Neden bu yargısız ama önyargılı infazlar? Tekrar soruyorum bu öldürme özgürlüğü niye? Neden bu utancı taşıyamıyoruz? Hissedemiyoruz neden? Vicdanların kararması neden?
Ben bir insanım. Düşünen. Kendimce yaşamaya çalışan. Saçlarımın rüzgârda savrulmasından hoşlanan! Saçlarım benim direncim. Ne istediniz benden ve benim gibilerden? Beni saçlarımla yaftalamak da neyin nesi? Siz mollalar Kur’an-ı Kerim’i hiç okumaz mısınız? Orada “Sizin dininiz size, benim dinim banadır,” der.
Bırakın bizi. Özgürce yaşayalım inancımızı. Günahlarımdan ben sorumluyum çünkü! Bu çağ yangınını durdurun artık. Hem size bir şey söyleyeyim mi? Saçlarımızla yaftaladığınız çağın sonuna geldik. Yeniçağ artık bizim. Biz kadınların. Bakın Sudan’da Alaa Salah’a milyonları ardında sürüklüyor. İzlanda’ya ve Finlandiya’ya bakın. Müslümanların yoğun yaşadığı Yeni Zelanda’ya bakın. Hepsi de öldürme özgürlüğünün karşısında. Şiddetsiz toplum, şiddetsiz dünya istiyorlar.
İran’da ok yaydan çıktı artık. Binlerce Mahsa Amini var. Sizin öldürme özgürlüğünüz varsa benim de o binlerce Mahsa Amini içinde yaşama özgürlüğüm var. Dünyanın dört bir yanından İranlı kadınlara destek yağıyor.
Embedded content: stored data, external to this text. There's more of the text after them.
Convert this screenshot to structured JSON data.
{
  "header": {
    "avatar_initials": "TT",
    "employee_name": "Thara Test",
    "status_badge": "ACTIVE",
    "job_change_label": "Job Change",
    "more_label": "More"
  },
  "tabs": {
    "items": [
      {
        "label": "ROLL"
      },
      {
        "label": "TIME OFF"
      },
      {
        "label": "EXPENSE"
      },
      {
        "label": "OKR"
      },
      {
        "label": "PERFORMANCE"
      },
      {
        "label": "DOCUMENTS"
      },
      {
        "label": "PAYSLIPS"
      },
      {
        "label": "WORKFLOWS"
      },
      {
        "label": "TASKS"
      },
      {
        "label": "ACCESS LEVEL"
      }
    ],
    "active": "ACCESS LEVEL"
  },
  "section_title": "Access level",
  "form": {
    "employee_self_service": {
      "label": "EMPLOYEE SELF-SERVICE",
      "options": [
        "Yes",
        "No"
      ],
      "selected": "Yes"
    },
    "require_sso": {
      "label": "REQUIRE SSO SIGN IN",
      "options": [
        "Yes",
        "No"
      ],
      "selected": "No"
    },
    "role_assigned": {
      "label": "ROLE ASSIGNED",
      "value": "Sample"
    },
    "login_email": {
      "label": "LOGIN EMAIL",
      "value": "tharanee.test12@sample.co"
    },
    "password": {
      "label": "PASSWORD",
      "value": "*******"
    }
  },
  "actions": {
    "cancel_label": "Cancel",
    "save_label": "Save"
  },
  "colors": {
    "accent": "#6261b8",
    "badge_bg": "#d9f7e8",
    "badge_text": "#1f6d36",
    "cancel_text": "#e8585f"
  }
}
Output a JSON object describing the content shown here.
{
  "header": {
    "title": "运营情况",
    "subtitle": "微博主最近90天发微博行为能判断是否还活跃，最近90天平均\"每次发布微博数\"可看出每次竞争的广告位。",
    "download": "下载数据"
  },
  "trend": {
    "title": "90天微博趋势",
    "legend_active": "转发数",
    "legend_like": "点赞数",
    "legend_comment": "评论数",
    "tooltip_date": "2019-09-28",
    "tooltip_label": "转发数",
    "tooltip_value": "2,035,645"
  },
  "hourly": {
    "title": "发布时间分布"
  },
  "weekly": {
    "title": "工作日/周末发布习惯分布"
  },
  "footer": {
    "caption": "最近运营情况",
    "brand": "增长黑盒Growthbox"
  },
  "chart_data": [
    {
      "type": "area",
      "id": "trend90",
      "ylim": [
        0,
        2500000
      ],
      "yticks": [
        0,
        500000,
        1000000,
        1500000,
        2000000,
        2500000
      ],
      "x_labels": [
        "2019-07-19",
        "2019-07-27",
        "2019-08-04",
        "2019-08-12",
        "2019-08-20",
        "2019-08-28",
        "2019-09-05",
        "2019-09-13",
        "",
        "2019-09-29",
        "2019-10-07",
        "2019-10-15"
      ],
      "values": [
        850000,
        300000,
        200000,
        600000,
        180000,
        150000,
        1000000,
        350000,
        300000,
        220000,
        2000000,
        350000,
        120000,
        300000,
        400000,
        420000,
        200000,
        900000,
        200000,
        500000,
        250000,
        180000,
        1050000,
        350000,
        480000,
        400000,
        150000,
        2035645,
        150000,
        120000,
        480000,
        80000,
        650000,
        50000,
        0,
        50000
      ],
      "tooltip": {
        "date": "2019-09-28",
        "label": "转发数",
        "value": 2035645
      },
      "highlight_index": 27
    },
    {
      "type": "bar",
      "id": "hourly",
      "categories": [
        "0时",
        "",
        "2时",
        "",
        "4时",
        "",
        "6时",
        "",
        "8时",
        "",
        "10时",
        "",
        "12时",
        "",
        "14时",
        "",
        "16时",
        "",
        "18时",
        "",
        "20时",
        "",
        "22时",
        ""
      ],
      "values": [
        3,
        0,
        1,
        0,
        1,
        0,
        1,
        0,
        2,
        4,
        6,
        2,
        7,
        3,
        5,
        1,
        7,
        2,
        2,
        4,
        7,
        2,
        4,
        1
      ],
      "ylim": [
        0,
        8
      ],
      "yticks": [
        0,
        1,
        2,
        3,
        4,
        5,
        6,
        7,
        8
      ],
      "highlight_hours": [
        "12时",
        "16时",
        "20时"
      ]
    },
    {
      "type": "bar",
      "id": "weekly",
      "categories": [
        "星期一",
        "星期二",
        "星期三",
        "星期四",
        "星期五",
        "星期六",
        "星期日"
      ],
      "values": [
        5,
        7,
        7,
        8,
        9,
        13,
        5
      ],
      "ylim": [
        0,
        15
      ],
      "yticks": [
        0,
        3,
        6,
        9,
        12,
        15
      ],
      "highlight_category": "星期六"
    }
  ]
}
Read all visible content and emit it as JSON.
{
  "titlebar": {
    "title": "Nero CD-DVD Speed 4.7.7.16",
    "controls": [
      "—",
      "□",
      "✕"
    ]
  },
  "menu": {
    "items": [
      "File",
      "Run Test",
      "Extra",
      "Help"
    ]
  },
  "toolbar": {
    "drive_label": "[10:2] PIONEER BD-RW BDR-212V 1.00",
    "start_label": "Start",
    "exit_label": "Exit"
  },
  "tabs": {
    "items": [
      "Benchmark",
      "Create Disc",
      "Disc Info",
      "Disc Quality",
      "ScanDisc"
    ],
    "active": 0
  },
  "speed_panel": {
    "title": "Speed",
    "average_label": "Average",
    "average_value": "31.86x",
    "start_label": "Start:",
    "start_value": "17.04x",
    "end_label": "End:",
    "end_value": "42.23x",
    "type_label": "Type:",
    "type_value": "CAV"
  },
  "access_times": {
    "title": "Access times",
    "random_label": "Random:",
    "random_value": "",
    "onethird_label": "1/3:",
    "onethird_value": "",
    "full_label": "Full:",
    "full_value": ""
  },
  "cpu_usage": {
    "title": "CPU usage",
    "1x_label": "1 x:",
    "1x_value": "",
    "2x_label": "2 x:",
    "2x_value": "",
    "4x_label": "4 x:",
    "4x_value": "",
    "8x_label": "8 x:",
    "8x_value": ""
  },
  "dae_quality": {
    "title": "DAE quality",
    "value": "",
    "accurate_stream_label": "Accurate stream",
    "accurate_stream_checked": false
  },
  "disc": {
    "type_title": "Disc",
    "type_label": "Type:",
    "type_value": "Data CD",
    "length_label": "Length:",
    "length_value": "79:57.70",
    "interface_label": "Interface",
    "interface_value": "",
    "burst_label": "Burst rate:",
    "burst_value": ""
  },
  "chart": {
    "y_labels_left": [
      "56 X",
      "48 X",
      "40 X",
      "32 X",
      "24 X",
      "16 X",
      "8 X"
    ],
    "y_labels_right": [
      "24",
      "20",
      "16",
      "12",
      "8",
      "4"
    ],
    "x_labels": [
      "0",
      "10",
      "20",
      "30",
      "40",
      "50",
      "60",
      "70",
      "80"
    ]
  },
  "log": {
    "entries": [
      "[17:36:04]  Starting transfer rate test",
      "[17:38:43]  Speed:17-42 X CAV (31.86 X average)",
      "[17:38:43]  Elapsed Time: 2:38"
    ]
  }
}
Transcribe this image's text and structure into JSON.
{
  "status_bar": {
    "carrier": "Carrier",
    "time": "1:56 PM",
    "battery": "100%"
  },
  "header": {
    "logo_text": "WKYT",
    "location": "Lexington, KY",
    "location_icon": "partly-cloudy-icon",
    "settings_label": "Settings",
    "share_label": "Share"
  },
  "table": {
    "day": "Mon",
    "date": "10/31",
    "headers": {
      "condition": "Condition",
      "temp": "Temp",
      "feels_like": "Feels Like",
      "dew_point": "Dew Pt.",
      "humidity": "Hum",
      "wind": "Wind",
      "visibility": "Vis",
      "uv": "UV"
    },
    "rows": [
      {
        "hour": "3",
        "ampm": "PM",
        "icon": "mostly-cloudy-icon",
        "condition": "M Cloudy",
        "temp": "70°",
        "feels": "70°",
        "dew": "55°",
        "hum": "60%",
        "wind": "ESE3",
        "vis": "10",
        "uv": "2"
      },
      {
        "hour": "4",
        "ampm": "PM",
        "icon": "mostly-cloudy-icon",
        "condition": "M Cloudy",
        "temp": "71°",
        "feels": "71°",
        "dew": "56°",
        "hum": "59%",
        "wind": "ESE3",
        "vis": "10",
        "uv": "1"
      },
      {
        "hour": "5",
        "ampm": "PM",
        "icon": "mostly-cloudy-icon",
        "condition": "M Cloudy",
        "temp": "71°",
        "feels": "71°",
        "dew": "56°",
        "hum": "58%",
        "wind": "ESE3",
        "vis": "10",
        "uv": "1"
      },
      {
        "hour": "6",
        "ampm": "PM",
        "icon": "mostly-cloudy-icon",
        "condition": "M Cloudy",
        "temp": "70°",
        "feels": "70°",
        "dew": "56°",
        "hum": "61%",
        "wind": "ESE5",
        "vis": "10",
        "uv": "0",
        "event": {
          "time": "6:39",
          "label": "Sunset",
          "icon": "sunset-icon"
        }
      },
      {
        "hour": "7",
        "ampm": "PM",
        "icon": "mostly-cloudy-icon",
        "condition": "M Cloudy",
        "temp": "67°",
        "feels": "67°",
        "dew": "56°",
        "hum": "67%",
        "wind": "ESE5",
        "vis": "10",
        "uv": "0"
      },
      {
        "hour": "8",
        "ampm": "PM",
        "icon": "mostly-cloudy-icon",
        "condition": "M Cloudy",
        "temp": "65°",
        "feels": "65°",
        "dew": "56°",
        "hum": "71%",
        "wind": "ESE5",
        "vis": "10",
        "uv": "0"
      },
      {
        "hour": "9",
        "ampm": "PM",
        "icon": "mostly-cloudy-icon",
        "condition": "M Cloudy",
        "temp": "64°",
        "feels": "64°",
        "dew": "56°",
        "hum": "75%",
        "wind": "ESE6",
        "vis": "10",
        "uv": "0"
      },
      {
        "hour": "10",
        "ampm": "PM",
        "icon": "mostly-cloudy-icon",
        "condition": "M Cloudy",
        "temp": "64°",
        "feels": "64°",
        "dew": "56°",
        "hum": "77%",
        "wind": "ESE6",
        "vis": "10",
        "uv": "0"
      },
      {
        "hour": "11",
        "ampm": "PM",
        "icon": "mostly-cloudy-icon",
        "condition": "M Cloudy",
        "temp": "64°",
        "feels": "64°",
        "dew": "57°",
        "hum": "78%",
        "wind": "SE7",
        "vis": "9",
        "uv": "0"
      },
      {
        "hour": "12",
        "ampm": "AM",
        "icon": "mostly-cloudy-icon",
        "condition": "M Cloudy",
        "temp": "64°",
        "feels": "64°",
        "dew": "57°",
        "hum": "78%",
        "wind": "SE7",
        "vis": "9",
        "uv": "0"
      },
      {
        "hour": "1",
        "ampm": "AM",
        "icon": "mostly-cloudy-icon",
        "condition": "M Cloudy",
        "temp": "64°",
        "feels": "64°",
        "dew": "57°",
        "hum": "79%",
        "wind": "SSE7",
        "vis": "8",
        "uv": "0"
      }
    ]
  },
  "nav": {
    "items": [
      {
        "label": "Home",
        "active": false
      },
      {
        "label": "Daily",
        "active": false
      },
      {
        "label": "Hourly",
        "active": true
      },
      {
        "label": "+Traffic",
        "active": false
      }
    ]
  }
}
Bakın komşumuz Türkiye’ye insan hakları savunucusu ve TTB Merkez Konseyi Başkanı Dr. Şebnem Korur Fincancı, saçlarını kazıdı ve birçok kadın hekim de. Neden biliyor musunuz? Beni yaşatmak için. Evet, yaşatmak! Çünkü işleri bu!
Sizin lanet olası öldürme özgürlüğünüz varsa onların da yaşatma niyetleri ve özgürlükleri var.